Although the chapter — dated August 2013 — is still in draft form, the document does appear to contain giveaways for large pharmaceutical and media corporations. The rules proposed by American negotiators would drastically curtail the ability of individuals in any signatory nation — including the United States — to tamper with existing pharmaceutical formulas or modify music, videos and other creative content.
Corporations producing intellectual property argue that any modification without their consent is theft. But critics across the political spectrum argue that overzealous copyright and intellectual property laws serve entrenched interests at the expense of innovation and growth.
“The fact that internet service providers have limited liabilities for copyright infringements have led to many instances where sites like Youtube and Facebook take down content out of fear they’ll be held liable if they don’t,” said Maira Sutton, an analyst at the Electronic Frontier Foundation, in an interview with TheDCNF.
“There’s a huge chilling effect that’s occurred, even in the U.S.,” she added. “If we lock ourselves into this agreement that’s being negotiated with these 12 countries, they can point to this ‘international standard’ that’s been created — in secret — and say ‘Oh well, you might want to improve these laws, but we have obligations with all these countries to stick to these provisions, so we don’t have the flexibility to make any reforms to the law.’”
Many of the intellectual property laws enshrined in the TPP are similar to those proposed by the ill-fated Stop Online Piracy Act (SOPA), which crashed and burned in early 2012 after public outcry.
“This has long been the preferred strategy of the content industry,” said Khanna. “When they are unable to accomplish their goals in the courts or by lobbying Congress then they lobby for an international treaty. Then they go back to Congress and make them pass a new law to implement the treaty.”
The Obama administration is hoping to sign the treaty by the end of the year, and several senators want to “fast-track” the document through legislative review. “If [the TPP] is given fast-track authority,” Khanna warned, “Congress may never be able to seriously weigh in on this treaty.”

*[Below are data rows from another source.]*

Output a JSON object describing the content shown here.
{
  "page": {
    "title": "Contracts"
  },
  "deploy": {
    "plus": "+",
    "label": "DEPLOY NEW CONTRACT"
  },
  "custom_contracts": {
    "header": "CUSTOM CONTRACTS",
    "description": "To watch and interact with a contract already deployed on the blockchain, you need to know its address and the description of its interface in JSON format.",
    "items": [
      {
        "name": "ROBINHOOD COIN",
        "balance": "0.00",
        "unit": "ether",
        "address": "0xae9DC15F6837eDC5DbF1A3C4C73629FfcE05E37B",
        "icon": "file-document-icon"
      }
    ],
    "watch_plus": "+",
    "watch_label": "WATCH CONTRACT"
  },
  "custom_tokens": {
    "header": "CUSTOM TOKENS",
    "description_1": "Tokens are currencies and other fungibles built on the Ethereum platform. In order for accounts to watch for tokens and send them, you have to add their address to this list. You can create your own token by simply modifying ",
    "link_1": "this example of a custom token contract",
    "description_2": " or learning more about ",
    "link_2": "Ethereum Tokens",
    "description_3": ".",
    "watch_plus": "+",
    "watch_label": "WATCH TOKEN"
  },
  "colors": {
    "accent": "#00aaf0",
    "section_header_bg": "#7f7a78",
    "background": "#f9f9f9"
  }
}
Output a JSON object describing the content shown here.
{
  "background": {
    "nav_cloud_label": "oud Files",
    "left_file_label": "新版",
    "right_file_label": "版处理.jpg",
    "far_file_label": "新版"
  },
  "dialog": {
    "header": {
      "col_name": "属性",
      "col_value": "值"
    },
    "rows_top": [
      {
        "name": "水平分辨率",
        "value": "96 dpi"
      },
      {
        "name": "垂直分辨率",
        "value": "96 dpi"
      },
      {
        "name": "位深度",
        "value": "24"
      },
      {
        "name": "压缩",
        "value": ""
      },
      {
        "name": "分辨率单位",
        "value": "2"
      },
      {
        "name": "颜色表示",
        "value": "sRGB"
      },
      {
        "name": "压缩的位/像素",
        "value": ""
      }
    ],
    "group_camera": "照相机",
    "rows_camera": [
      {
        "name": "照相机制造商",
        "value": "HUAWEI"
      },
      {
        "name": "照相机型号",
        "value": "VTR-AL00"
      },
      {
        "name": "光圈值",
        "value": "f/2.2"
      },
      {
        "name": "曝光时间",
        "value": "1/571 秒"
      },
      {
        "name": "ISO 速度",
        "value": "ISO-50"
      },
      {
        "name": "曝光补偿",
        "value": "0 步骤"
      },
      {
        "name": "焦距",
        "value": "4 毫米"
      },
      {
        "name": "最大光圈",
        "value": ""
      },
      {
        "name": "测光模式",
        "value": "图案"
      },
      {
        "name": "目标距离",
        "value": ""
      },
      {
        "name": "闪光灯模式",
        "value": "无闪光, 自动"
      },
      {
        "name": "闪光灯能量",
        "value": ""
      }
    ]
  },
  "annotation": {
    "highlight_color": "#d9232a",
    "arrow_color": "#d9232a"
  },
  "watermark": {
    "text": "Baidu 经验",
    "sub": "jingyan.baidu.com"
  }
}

While the public has been entirely restricted from TPP negotiations, Sutton said the text of the agreement is viewable to over 600 trade advisory committee members — corporate lawyers in the employ of interested companies.
“So while it’s secret to anybody who doesn’t want to sign a nondisclosure agreement and would be limited in our ability to advocate for what’s going on,” she remarked, “these corporations that have certain interests — and want to push forward certain interests — have ready access to it.”